Nearly 90 per cent of students in East Asia suffer from myopia, or short-sightedness, according to a new study.

Researchers also found that on average 20 to 30 per cent children suffer from myopia in the UK.

Researchers from the Australian National University who conducted a study across the globe found that nearly 90 per cent of school-leavers have short sightedness.

They claim that the main reason for the problem is that children in East Asia spend several hours studying and have very less outdoor exercise. They found that because of tedious study habits the children's eyes get strained leading to several other eye-related problems.

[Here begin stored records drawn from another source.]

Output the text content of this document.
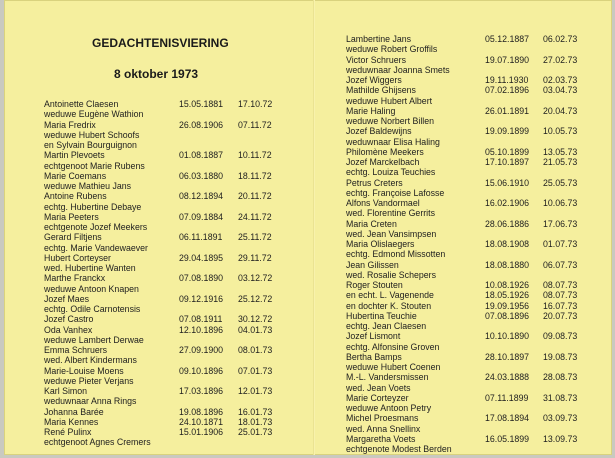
GEDACHTENISVIERING
8 oktober 1973
Antoinette Claesen	15.05.1881 17.10.72
weduwe Eugène Wathion
Maria Fredrix	26.08.1906 07.11.72
weduwe Hubert Schoofs
en Sylvain Bourguignon
Martin Plevoets	01.08.1887 10.11.72
echtgenoot Marie Rubens
Marie Coemans	06.03.1880 18.11.72
weduwe Mathieu Jans
Antoine Rubens	08.12.1894 20.11.72
echtg. Hubertine Debaye
Maria Peeters	07.09.1884 24.11.72
echtgenote Jozef Meekers
Gerard Filtjens	06.11.1891 25.11.72
echtg. Marie Vandewaever
Hubert Corteyser	29.04.1895 29.11.72
wed. Hubertine Wanten
Marthe Franckx	07.08.1890 03.12.72
weduwe Antoon Knapen
Jozef Maes	09.12.1916 25.12.72
echtg. Odile Carnotensis
Jozef Castro	07.08.1911 30.12.72
Oda Vanhex	12.10.1896 04.01.73
weduwe Lambert Derwae
Emma Schruers	27.09.1900 08.01.73
wed. Albert Kindermans
Marie-Louise Moens	09.10.1896 07.01.73
weduwe Pieter Verjans
Karl Simon	17.03.1896 12.01.73
weduwnaar Anna Rings
Johanna Barée	19.08.1896 16.01.73
Maria Kennes	24.10.1871 18.01.73
René Pulinx	15.01.1906 25.01.73
echtgenoot Agnes Cremers
Lambertine Jans	05.12.1887 06.02.73
weduwe Robert Groffils
Victor Schruers	19.07.1890 27.02.73
weduwnaar Joanna Smets
Jozef Wiggers	19.11.1930 02.03.73
Mathilde Ghijsens	07.02.1896 03.04.73
weduwe Hubert Albert
Marie Haling	26.01.1891 20.04.73
weduwe Norbert Billen
Jozef Baldewijns	19.09.1899 10.05.73
weduwnaar Elisa Haling
Philomène Meekers	05.10.1899 13.05.73
Jozef Marckelbach	17.10.1897 21.05.73
echtg. Louiza Teuchies
Petrus Creters	15.06.1910 25.05.73
echtg. Françoise Lafosse
Alfons Vandormael	16.02.1906 10.06.73
wed. Florentine Gerrits
Maria Creten	28.06.1886 17.06.73
wed. Jean Vansimpsen
Maria Olislaegers	18.08.1908 01.07.73
echtg. Edmond Missotten
Jean Gilissen	18.08.1880 06.07.73
wed. Rosalie Schepers
Roger Stouten	10.08.1926 08.07.73
en echt. L. Vagenende	18.05.1926 08.07.73
en dochter K. Stouten	19.09.1956 16.07.73
Hubertina Teuchie	07.08.1896 20.07.73
echtg. Jean Claesen
Jozef Lismont	10.10.1890 09.08.73
echtg. Alfonsine Groven
Bertha Bamps	28.10.1897 19.08.73
weduwe Hubert Coenen
M.-L. Vandersmissen	24.03.1888 28.08.73
wed. Jean Voets
Marie Corteyzer	07.11.1899 31.08.73
weduwe Antoon Petry
Michel Proesmans	17.08.1894 03.09.73
wed. Anna Snellinx
Margaretha Voets	16.05.1899 13.09.73
echtgenote Modest Berden
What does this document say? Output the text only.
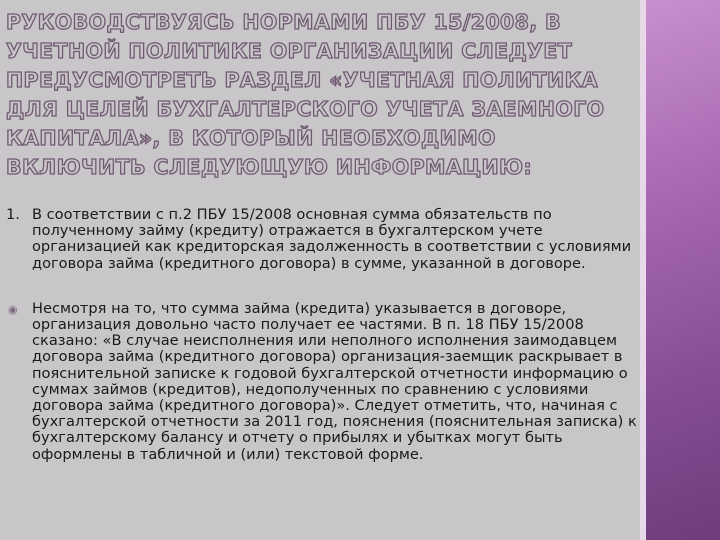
РУКОВОДСТВУЯСЬ НОРМАМИ ПБУ 15/2008, В УЧЕТНОЙ ПОЛИТИКЕ ОРГАНИЗАЦИИ СЛЕДУЕТ ПРЕДУСМОТРЕТЬ РАЗДЕЛ «УЧЕТНАЯ ПОЛИТИКА ДЛЯ ЦЕЛЕЙ БУХГАЛТЕРСКОГО УЧЕТА ЗАЕМНОГО КАПИТАЛА», В КОТОРЫЙ НЕОБХОДИМО ВКЛЮЧИТЬ СЛЕДУЮЩУЮ ИНФОРМАЦИЮ:
1. В соответствии с п.2 ПБУ 15/2008 основная сумма обязательств по полученному займу (кредиту) отражается в бухгалтерском учете организацией как кредиторская задолженность в соответствии с условиями договора займа (кредитного договора) в сумме, указанной в договоре.
◉ Несмотря на то, что сумма займа (кредита) указывается в договоре, организация довольно часто получает ее частями. В п. 18 ПБУ 15/2008 сказано: «В случае неисполнения или неполного исполнения заимодавцем договора займа (кредитного договора) организация-заемщик раскрывает в пояснительной записке к годовой бухгалтерской отчетности информацию о суммах займов (кредитов), недополученных по сравнению с условиями договора займа (кредитного договора)». Следует отметить, что, начиная с бухгалтерской отчетности за 2011 год, пояснения (пояснительная записка) к бухгалтерскому балансу и отчету о прибылях и убытках могут быть оформлены в табличной и (или) текстовой форме.
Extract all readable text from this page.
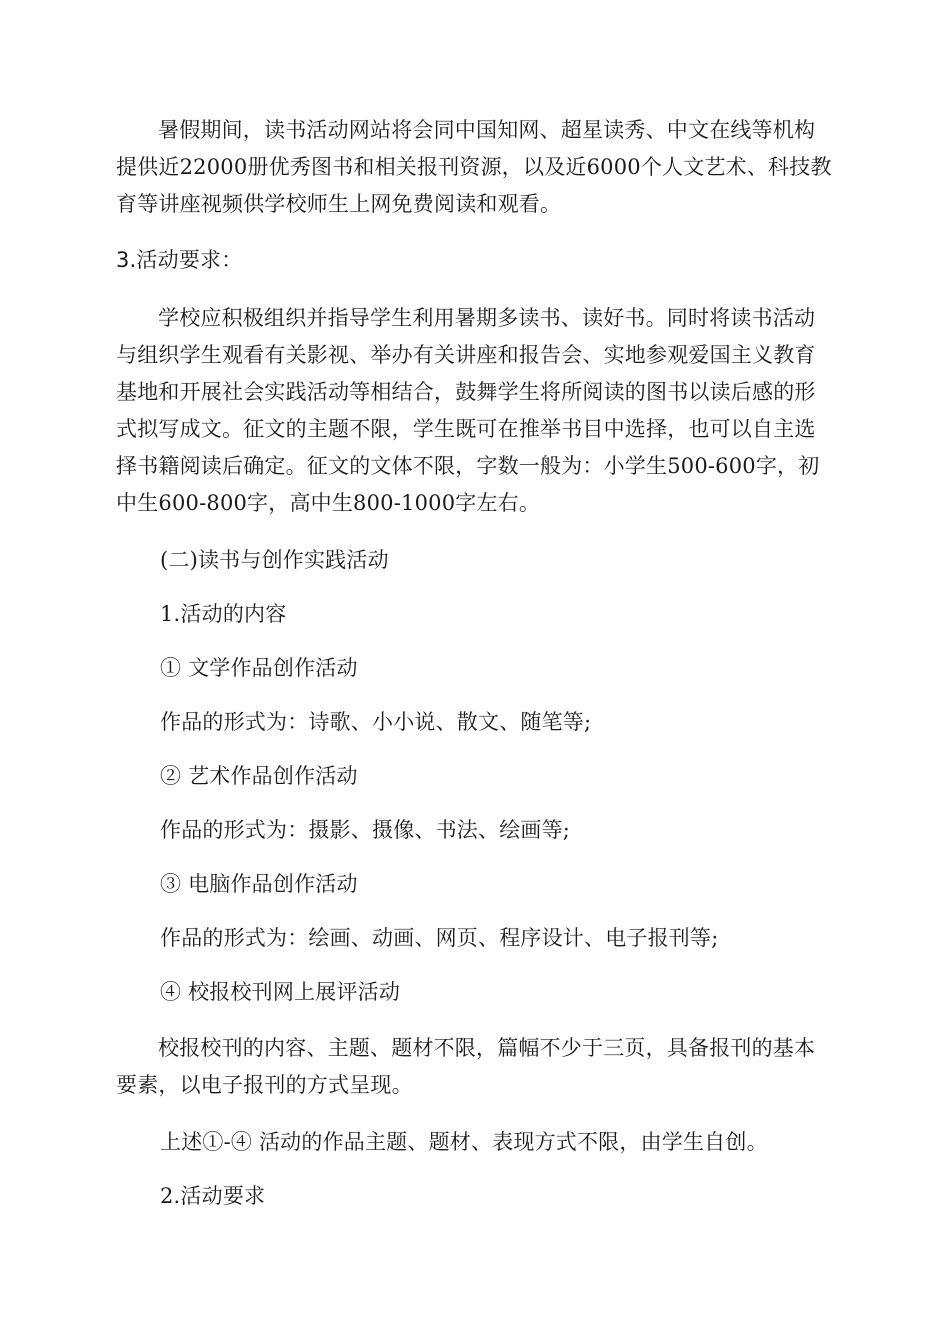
暑假期间，读书活动网站将会同中国知网、超星读秀、中文在线等机构提供近22000册优秀图书和相关报刊资源，以及近6000个人文艺术、科技教育等讲座视频供学校师生上网免费阅读和观看。

3.活动要求：

学校应积极组织并指导学生利用暑期多读书、读好书。同时将读书活动与组织学生观看有关影视、举办有关讲座和报告会、实地参观爱国主义教育基地和开展社会实践活动等相结合，鼓舞学生将所阅读的图书以读后感的形式拟写成文。征文的主题不限，学生既可在推举书目中选择，也可以自主选择书籍阅读后确定。征文的文体不限，字数一般为：小学生500-600字，初中生600-800字，高中生800-1000字左右。

(二)读书与创作实践活动

1.活动的内容

① 文学作品创作活动

作品的形式为：诗歌、小小说、散文、随笔等;

② 艺术作品创作活动

作品的形式为：摄影、摄像、书法、绘画等;

③ 电脑作品创作活动

作品的形式为：绘画、动画、网页、程序设计、电子报刊等;

④ 校报校刊网上展评活动

校报校刊的内容、主题、题材不限，篇幅不少于三页，具备报刊的基本要素，以电子报刊的方式呈现。

上述①-④ 活动的作品主题、题材、表现方式不限，由学生自创。

2.活动要求
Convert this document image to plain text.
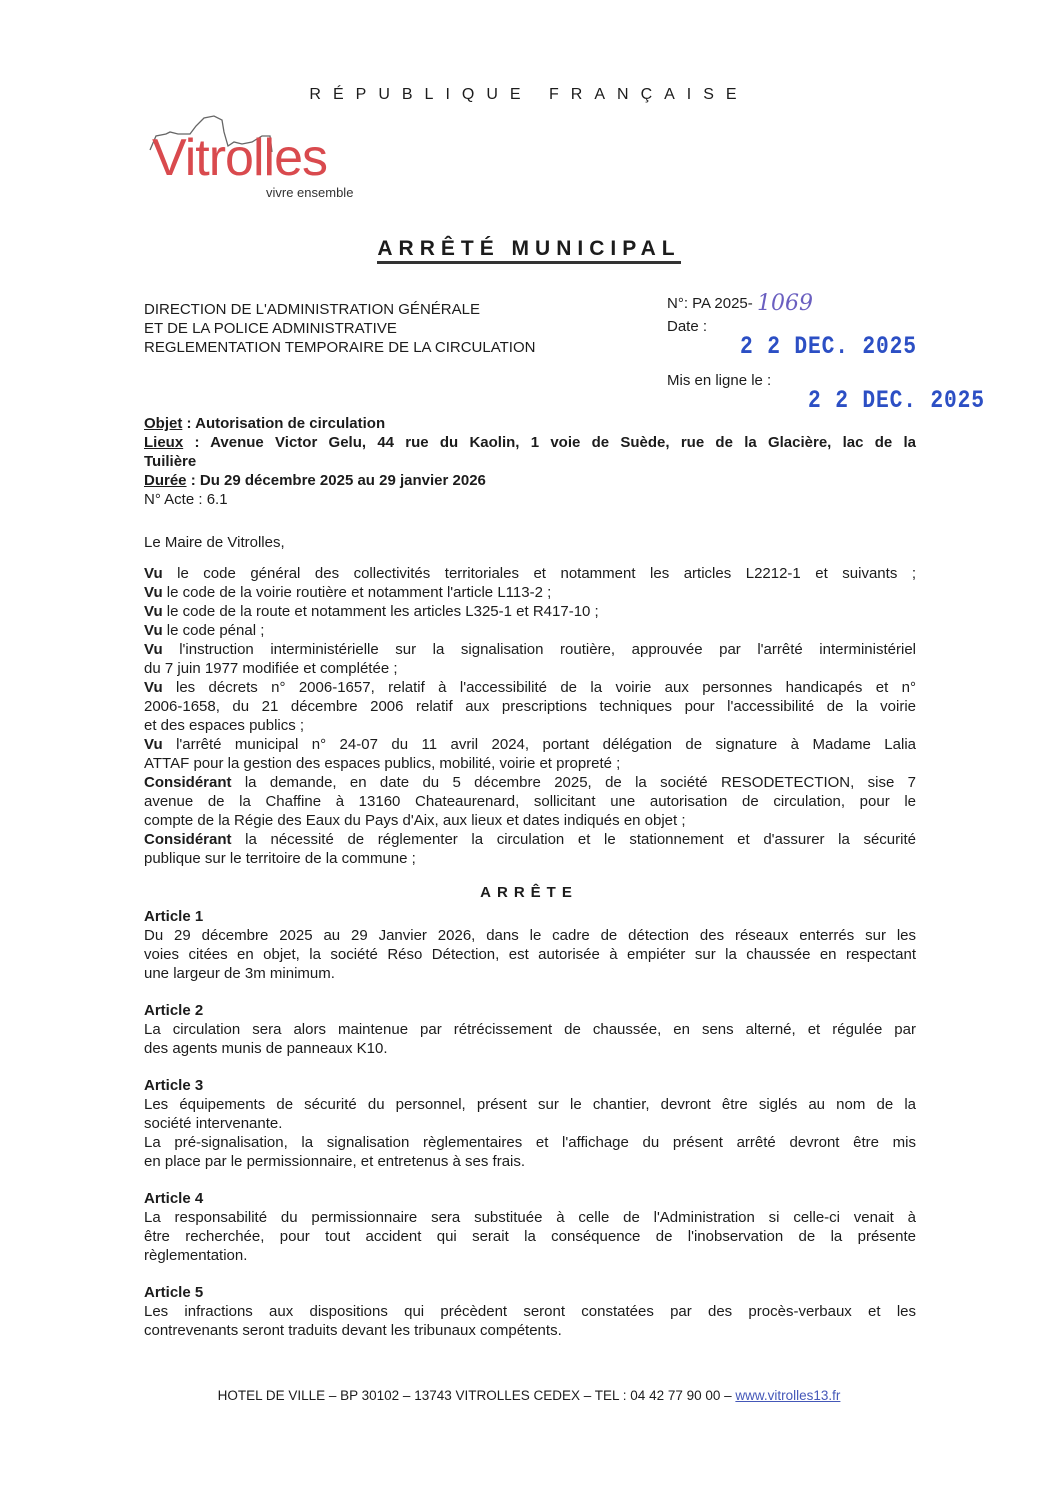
RÉPUBLIQUE FRANÇAISE
Vitrolles
vivre ensemble
ARRÊTÉ MUNICIPAL
DIRECTION DE L'ADMINISTRATION GÉNÉRALE
ET DE LA POLICE ADMINISTRATIVE
REGLEMENTATION TEMPORAIRE DE LA CIRCULATION
N°: PA 2025- 1069
Date :
2 2 DEC. 2025
Mis en ligne le :
2 2 DEC. 2025
Objet : Autorisation de circulation
Lieux : Avenue Victor Gelu, 44 rue du Kaolin, 1 voie de Suède, rue de la Glacière, lac de la
Tuilière
Durée : Du 29 décembre 2025 au 29 janvier 2026
N° Acte : 6.1
Le Maire de Vitrolles,
Vu le code général des collectivités territoriales et notamment les articles L2212-1 et suivants ;
Vu le code de la voirie routière et notamment l'article L113-2 ;
Vu le code de la route et notamment les articles L325-1 et R417-10 ;
Vu le code pénal ;
Vu l'instruction interministérielle sur la signalisation routière, approuvée par l'arrêté interministériel
du 7 juin 1977 modifiée et complétée ;
Vu les décrets n° 2006-1657, relatif à l'accessibilité de la voirie aux personnes handicapés et n°
2006-1658, du 21 décembre 2006 relatif aux prescriptions techniques pour l'accessibilité de la voirie
et des espaces publics ;
Vu l'arrêté municipal n° 24-07 du 11 avril 2024, portant délégation de signature à Madame Lalia
ATTAF pour la gestion des espaces publics, mobilité, voirie et propreté ;
Considérant la demande, en date du 5 décembre 2025, de la société RESODETECTION, sise 7
avenue de la Chaffine à 13160 Chateaurenard, sollicitant une autorisation de circulation, pour le
compte de la Régie des Eaux du Pays d'Aix, aux lieux et dates indiqués en objet ;
Considérant la nécessité de réglementer la circulation et le stationnement et d'assurer la sécurité
publique sur le territoire de la commune ;
ARRÊTE
Article 1
Du 29 décembre 2025 au 29 Janvier 2026, dans le cadre de détection des réseaux enterrés sur les
voies citées en objet, la société Réso Détection, est autorisée à empiéter sur la chaussée en respectant
une largeur de 3m minimum.
Article 2
La circulation sera alors maintenue par rétrécissement de chaussée, en sens alterné, et régulée par
des agents munis de panneaux K10.
Article 3
Les équipements de sécurité du personnel, présent sur le chantier, devront être siglés au nom de la
société intervenante.
La pré-signalisation, la signalisation règlementaires et l'affichage du présent arrêté devront être mis
en place par le permissionnaire, et entretenus à ses frais.
Article 4
La responsabilité du permissionnaire sera substituée à celle de l'Administration si celle-ci venait à
être recherchée, pour tout accident qui serait la conséquence de l'inobservation de la présente
règlementation.
Article 5
Les infractions aux dispositions qui précèdent seront constatées par des procès-verbaux et les
contrevenants seront traduits devant les tribunaux compétents.
HOTEL DE VILLE – BP 30102 – 13743 VITROLLES CEDEX – TEL : 04 42 77 90 00 – www.vitrolles13.fr
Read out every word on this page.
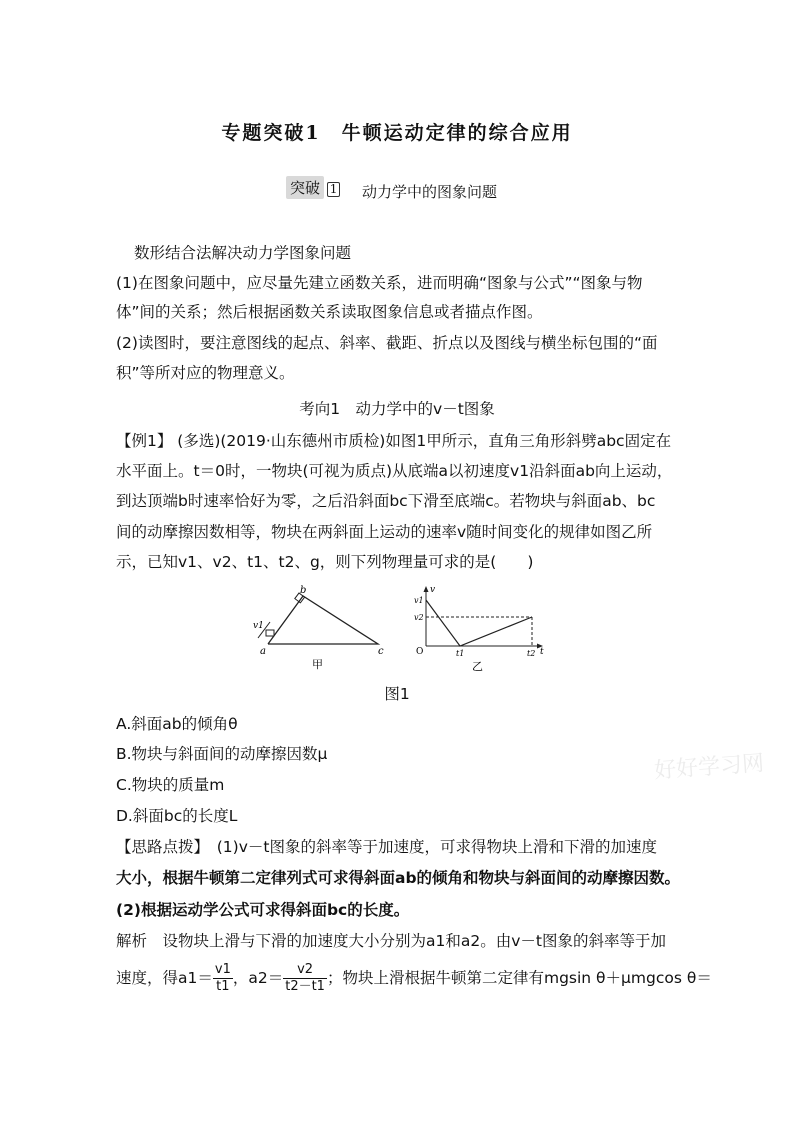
专题突破1　牛顿运动定律的综合应用
突破 1 动力学中的图象问题
数形结合法解决动力学图象问题
(1)在图象问题中，应尽量先建立函数关系，进而明确“图象与公式”“图象与物
体”间的关系；然后根据函数关系读取图象信息或者描点作图。
(2)读图时，要注意图线的起点、斜率、截距、折点以及图线与横坐标包围的“面
积”等所对应的物理意义。
考向1　动力学中的v－t图象
【例1】 (多选)(2019·山东德州市质检)如图1甲所示，直角三角形斜劈abc固定在
水平面上。t＝0时，一物块(可视为质点)从底端a以初速度v1沿斜面ab向上运动，
到达顶端b时速率恰好为零，之后沿斜面bc下滑至底端c。若物块与斜面ab、bc
间的动摩擦因数相等，物块在两斜面上运动的速率v随时间变化的规律如图乙所
示，已知v1、v2、t1、t2、g，则下列物理量可求的是(　　)
b
a	c
v1
甲
v
v1
v2
O	t1	t2 t
乙
图1
A.斜面ab的倾角θ
B.物块与斜面间的动摩擦因数μ
C.物块的质量m
D.斜面bc的长度L
好好学习网
【思路点拨】　(1)v－t图象的斜率等于加速度，可求得物块上滑和下滑的加速度
大小，根据牛顿第二定律列式可求得斜面ab的倾角和物块与斜面间的动摩擦因数。
(2)根据运动学公式可求得斜面bc的长度。
解析　设物块上滑与下滑的加速度大小分别为a1和a2。由v－t图象的斜率等于加
速度，得$a1= \frac{v1}{t1}$ ，$a2= \frac{v2}{t2-t1}$ ；物块上滑根据牛顿第二定律有mgsin θ＋μmgcos θ＝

The study claims that the Asian studying habits are solely responsible for the problem. Scientists said that children should be allowed to play outdoors at least two hours a day or else they will get myopia or several other eye-related problems.

The scientists said that up to one in five of these students could experience severe visual impairment and even blindness, according to BBC News.

They said that two generations ago only 20 to 30 per cent children had myopia in the East. But now they there is a drastic increase.

"What we've done is written a review of all the evidence which suggests that something extraordinary has happened in East Asia in the last two generations. They've gone from something like 20 per cent myopia in the population to well over 80 per cent, heading for 90 per cent in young adults, and as they get adult it will just spread through the population. It certainly poses a major health problem," BBC quoted Prof Ian Morgan at the Australian National University, as saying

Morgan said before myopia leads to major eye problems such as blindness or visual impairment, it should be stop or prevented. Health Organisations such as WHO should take up preventive measures and proper eye treatment, they said.

"Even if successful prevention is possible, East Asia will still be faced, for close to the next 100 years, with an adult population at high risk of developing pathological [high] myopia. Further progress in our understanding of the natural history of pathological myopia is thus essential, and while there have been some promising developments in treatment, more effective treatments are still required," Onmedica quoted Prof Ian Morgan as saying.